Test context bias effectiveness. Add phrases that actually improve results. Remove entries that don't help.
Choose Appropriate Timestamp Granularity
Word-level timestamps enable subtitle generation and audio search. Segment-level timestamps work for meeting summaries. Select based on your downstream needs.
Finer granularity increases output size. Use word-level only when necessary.
Handle Overlapping Speech
Voxtral transcribes one speaker during overlaps. Design workflows that account for this limitation. Consider using Mini Transcribe V2 for complex multi-speaker scenarios with frequent interruptions.
Test With Your Actual Audio
Benchmark performance using your real-world recordings. Industry-specific content, accents, and acoustic environments affect accuracy. Public benchmarks don't always predict performance on your data.
Balance Latency and Accuracy
Start with the recommended 480ms delay for Realtime. Adjust based on application requirements. Voice agents may need lower latency. Compliance transcription benefits from higher accuracy.
Open Source Advantage
Voxtral Realtime ships under Apache 2.0 license. You can modify the model for your needs. No licensing fees or usage restrictions apply.
This enables:
- Custom training on specialized vocabulary
- Integration with proprietary systems
- Deployment in air-gapped environments
- Modification for specific acoustic conditions
- Distribution in commercial products
The open-weights approach gives developers complete control. You're not locked into a vendor's ecosystem or pricing structure.
Future of On-Device Speech AI
Mistral positions Voxtral as foundation technology. The company aims for real-time speech-to-speech translation that feels natural. Current models focus on transcription. Future versions may handle direct translation between languages.
On-device processing becomes more important as privacy regulations expand.
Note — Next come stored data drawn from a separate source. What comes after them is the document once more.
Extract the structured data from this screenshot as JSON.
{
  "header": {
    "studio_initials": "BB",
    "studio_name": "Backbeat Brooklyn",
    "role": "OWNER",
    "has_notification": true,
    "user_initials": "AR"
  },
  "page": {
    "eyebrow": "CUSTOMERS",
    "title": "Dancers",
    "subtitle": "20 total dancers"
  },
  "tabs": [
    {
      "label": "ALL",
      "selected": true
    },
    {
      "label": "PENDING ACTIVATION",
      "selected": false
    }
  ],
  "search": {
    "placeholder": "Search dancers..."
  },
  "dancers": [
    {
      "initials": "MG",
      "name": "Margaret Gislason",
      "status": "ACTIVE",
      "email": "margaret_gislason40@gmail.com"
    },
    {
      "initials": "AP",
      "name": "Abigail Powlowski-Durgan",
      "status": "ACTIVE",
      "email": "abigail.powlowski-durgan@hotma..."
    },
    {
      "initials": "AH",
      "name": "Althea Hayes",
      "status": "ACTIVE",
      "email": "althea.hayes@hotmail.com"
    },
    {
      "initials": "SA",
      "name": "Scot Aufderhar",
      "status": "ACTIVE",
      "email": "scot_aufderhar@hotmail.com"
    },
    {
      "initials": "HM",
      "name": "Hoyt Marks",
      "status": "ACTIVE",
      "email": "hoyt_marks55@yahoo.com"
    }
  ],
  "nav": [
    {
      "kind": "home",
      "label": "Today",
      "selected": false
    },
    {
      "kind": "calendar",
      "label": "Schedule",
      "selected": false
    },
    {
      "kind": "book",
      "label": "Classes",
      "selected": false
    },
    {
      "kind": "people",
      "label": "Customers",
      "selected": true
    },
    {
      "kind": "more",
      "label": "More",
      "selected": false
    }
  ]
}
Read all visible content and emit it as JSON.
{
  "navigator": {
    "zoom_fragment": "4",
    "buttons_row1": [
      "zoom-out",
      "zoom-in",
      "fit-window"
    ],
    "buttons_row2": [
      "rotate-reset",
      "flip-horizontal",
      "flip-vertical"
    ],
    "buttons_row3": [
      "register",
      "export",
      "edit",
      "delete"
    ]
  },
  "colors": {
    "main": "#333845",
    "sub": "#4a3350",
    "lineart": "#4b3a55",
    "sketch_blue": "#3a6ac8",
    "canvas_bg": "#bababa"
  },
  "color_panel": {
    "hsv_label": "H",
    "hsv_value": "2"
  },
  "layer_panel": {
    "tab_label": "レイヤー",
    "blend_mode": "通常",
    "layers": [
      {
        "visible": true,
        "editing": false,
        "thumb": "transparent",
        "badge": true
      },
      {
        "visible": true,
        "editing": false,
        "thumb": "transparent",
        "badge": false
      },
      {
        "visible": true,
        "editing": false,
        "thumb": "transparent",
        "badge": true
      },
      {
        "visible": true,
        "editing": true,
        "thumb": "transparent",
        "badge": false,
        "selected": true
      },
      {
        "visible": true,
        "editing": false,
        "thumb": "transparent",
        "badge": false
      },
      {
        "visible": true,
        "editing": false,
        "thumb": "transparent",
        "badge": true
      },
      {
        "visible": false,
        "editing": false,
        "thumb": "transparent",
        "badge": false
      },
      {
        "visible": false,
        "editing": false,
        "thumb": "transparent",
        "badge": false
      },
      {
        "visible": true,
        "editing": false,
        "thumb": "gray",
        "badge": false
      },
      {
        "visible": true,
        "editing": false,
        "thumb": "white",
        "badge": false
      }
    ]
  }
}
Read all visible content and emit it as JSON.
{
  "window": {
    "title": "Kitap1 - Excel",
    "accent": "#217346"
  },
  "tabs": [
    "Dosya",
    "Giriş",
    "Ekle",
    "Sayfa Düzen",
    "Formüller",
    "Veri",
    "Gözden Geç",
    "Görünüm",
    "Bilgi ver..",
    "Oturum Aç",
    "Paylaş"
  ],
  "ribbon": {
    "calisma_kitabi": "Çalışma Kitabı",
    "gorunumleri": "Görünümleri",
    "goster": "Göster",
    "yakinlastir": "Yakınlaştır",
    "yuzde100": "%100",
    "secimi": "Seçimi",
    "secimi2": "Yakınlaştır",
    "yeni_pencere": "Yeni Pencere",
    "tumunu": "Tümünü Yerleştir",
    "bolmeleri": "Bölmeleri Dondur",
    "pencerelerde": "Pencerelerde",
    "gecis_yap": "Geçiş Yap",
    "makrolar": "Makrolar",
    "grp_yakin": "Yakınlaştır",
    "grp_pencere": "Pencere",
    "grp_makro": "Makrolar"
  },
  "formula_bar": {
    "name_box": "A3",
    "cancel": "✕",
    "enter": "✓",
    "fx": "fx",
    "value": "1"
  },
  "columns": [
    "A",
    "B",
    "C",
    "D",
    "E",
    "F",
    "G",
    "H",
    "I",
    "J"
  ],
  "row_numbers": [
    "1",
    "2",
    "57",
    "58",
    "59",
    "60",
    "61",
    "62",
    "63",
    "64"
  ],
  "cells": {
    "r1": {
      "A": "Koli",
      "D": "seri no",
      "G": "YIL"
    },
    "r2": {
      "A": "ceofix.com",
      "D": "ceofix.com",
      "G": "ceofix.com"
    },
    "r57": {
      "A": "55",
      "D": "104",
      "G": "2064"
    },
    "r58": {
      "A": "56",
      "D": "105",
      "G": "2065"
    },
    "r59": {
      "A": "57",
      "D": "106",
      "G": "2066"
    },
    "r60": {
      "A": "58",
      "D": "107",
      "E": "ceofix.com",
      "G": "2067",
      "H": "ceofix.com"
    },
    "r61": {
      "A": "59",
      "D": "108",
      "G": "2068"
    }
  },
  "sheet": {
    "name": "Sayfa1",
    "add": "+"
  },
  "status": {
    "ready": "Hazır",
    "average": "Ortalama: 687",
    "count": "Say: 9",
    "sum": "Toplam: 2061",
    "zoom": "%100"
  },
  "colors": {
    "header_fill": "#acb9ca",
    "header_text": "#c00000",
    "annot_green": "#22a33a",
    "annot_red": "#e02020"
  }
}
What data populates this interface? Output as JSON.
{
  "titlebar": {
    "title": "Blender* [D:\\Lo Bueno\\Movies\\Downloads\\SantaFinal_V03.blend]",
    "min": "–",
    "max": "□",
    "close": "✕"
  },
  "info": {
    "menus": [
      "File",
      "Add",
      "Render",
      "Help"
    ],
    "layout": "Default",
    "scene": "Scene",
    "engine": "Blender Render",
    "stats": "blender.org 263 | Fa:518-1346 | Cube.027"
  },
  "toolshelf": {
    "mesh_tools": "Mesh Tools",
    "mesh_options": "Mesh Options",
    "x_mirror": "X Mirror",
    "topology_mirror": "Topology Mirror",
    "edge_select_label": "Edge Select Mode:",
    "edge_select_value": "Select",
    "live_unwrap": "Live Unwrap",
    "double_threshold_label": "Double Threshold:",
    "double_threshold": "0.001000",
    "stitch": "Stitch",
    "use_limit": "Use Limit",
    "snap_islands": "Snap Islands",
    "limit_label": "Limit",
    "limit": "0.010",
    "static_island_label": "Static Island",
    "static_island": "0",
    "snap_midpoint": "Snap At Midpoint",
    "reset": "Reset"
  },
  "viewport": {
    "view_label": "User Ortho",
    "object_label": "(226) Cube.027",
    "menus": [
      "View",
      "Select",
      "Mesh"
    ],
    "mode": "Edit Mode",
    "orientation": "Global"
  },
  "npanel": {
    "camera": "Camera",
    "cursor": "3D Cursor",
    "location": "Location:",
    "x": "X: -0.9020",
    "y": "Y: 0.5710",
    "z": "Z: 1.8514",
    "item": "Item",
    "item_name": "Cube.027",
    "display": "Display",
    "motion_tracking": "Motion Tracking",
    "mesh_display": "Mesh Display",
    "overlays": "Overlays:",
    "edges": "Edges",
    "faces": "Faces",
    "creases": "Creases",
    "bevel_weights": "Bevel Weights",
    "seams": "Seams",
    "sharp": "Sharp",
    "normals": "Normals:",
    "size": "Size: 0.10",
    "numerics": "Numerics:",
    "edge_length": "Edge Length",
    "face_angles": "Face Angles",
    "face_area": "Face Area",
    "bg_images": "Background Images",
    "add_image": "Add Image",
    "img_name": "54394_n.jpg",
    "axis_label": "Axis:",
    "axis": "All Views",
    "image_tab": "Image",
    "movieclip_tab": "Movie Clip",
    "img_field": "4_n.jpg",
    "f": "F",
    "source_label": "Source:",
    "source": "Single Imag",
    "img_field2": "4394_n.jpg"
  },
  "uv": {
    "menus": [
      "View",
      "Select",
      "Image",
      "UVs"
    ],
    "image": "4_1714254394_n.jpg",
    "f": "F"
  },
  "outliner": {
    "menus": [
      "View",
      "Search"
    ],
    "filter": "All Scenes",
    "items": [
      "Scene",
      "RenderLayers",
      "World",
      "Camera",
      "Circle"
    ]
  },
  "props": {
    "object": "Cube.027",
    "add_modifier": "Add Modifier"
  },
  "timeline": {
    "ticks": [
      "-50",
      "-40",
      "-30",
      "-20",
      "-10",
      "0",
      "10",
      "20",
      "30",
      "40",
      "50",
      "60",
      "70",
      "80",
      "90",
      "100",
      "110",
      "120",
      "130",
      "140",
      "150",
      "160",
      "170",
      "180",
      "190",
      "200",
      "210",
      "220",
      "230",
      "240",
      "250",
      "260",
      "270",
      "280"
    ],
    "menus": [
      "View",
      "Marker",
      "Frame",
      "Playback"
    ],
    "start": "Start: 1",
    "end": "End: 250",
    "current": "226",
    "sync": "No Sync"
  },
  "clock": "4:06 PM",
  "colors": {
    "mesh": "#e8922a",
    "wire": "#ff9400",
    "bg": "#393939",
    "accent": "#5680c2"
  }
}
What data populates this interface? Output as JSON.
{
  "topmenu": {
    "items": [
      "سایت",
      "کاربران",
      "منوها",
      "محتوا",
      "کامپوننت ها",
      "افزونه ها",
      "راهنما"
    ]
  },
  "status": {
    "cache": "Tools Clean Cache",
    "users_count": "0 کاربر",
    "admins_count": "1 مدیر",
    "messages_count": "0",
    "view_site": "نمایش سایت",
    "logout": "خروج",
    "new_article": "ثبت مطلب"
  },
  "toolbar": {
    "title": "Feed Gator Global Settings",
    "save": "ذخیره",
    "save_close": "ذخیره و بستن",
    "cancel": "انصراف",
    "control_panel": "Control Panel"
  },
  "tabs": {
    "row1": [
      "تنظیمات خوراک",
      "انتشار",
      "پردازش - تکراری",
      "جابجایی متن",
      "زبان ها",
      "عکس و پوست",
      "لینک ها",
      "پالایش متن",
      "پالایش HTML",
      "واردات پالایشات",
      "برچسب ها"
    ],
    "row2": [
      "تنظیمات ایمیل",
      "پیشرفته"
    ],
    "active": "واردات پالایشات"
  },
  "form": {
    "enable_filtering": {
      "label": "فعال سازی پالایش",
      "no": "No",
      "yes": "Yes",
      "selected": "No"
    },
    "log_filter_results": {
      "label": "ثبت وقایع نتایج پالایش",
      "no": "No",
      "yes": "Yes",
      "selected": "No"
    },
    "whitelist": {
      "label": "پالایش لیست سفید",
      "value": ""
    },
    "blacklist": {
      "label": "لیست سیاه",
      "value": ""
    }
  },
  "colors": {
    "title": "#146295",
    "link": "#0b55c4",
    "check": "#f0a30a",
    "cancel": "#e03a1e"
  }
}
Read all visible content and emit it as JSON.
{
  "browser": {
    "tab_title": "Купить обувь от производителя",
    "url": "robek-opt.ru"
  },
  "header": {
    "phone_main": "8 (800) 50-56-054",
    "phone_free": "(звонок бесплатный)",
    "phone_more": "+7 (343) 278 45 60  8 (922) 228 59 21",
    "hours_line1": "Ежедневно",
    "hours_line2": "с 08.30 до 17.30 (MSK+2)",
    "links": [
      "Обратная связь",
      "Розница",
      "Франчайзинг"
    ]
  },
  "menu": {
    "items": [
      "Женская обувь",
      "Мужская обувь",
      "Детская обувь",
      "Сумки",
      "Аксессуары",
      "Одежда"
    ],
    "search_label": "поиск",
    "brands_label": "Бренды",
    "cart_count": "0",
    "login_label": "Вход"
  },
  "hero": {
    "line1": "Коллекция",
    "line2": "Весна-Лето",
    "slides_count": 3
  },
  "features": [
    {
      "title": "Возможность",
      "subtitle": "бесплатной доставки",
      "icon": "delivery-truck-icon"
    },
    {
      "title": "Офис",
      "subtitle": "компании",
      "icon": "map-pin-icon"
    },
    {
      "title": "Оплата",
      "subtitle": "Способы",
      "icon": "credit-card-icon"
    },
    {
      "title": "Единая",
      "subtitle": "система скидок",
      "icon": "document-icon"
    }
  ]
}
GDPR in Europe, CCPA in California, and sector-specific rules like HIPAA drive demand for local AI processing.
Smaller models that run efficiently on consumer hardware enable new applications. Voice agents, live translation, and meeting intelligence become accessible without powerful servers or cloud dependencies.
Conclusion
Voxtral Transcribe 2 brings enterprise-grade speech recognition to your local hardware. The 4% word error rate matches cloud services. The $0.003 per minute pricing undercuts major competitors. The Apache 2.0 license gives you complete control.
Choose Mini Transcribe V2 for batch processing with speaker identification. Use Voxtral Realtime for live transcription with minimal latency. Both models support 13 languages and handle challenging acoustic environments.
Start testing in Mistral Studio's audio playground. Upload your recordings and evaluate accuracy. Download Realtime from Hugging Face if you need on-device deployment. The combination of performance, price, and privacy makes Voxtral worth considering for any organization handling sensitive voice data.